Comment interroger la diversité ? Entretien avec Sandrine Ruiz / 05.05.2021
+« On est parti de l’idée de la diversité de la population musulmane au sein du CCML […] d’un questionnement à partir de la diversité pour donner un éclairage sur ce qu’il faudrait entendre quand on dit ‘les musulman·e·s’. Qui sont les musulman·e·s ? »
Le CCML, fréquenté par des personnes de divers âges, parcours migratoires et origines sociales, illustre cette diversité et invite les visiteurs et visiteuses de son offre « Dialogue en Route » à s’y plonger. À travers des activités ludiques et participatives, reflet de l’approche expérientielle promue par le projet, ainsi que le matériel pédagogique qui lui est associé, « Vous avez dit musulman·e ? » déconstruit la catégorie « musulman·e » en interrogeant les stéréotypes d’apparence, mais aussi les préconceptions sur la population musulmane de la Suisse. « [La visite] permet de découvrir un lieu nouveau, rajoute Sandrine Ruiz, de le découvrir à la fois par soi-même et en groupe, avec ses propres appréciations et d’être amené‧e à discuter de l’espace à travers cette découverte. »

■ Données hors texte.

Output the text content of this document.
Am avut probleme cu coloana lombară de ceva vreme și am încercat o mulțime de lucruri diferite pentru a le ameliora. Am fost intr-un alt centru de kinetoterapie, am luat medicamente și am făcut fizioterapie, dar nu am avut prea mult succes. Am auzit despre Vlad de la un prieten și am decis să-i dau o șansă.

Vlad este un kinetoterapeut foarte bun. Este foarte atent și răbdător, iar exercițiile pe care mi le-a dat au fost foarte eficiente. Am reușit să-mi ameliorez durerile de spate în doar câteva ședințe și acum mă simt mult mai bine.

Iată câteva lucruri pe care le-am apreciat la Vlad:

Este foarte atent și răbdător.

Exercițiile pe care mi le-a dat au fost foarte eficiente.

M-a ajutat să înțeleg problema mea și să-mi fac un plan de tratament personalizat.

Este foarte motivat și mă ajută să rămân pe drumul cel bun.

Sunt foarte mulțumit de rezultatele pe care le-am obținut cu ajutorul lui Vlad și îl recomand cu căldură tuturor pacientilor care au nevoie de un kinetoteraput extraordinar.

Une approche réflexive qui contraste avec d’autres formats de visites qui ont pu avoir lieu : « Le centre recevait, avant covid, beaucoup de visites de gymnases, de la HEP, de classes en général. C’était des rencontres où les visiteurs et visiteuses posaient certes des questions, mais c’était quand même quelqu’un, l’imam par exemple, qui recevait le groupe et qui parlait. Alors que dans cette offre, c’est par une démarche participative des jeunes, en visite guidée par un‧e pair‧e, que les questionnements des jeunes trouveront réponse, et non par un enseignement reçu. La pédagogie de cette offre est attrayante. »
Si la déconstruction de la catégorie musulman·e est nécessaire, c’est que, déclare Sandrine Ruiz, « souvent on a une vision très monolithique de cette catégorie. Non seulement monolithique, mais avec pas mal de stéréotypes. » C’est là un des enjeux derrière l’offre proposée au CCML : « Il y a un grand besoin d’aller à l’encontre des préjugés qui existent au sein de la société concernant les musulman·e·s ; s’ajoutent aux préjugés de mauvaises compréhensions de l’islam qui conduisent parfois à de l’hostilité. »
La visite proposée par le CCML se dote ainsi, en plus de la transmission de connaissance, d’un rôle civique et social, s’affiliant de la sorte aux efforts des acteurs et actrices du dialogue interreligieux dont Sandrine Ruiz fait partie depuis de nombreuses années. Un engagement citoyen et pédagogique donc, qui se distingue clairement d’un enseignement catéchétique : « On n’est pas en train de toucher à la croyance, on informe le fait religieux d’un point de vue culturel, citoyen ou sociétal. La croyance est libre pour chacun·e. »
Ainsi, la visite du CCML — comme le projet « Dialogue en Route » — souscrit aux principes de neutralité et de non-apologétisme adoptés par l’école obligatoire. « L’école n’est pas un espace où parler de religion dans le sens de croyances, mais où parler de religion avec une certaine distanciation, soutient Sandrine Ruiz. Cela permet de garder le lien avec le fait religieux, mais sans lui donner une consistance trop forte qui pourrait devenir conflictuelle. […] Par la mise en critique, l’école apporte une connaissance autour de la religion plus que sur la religion. » Une connaissance à laquelle l’offre « Vous avez dit musulman·e ? » propose d’amener les jeunes autrement : à travers la découverte d’un espace, la réflexion individuelle et collective et le jeu.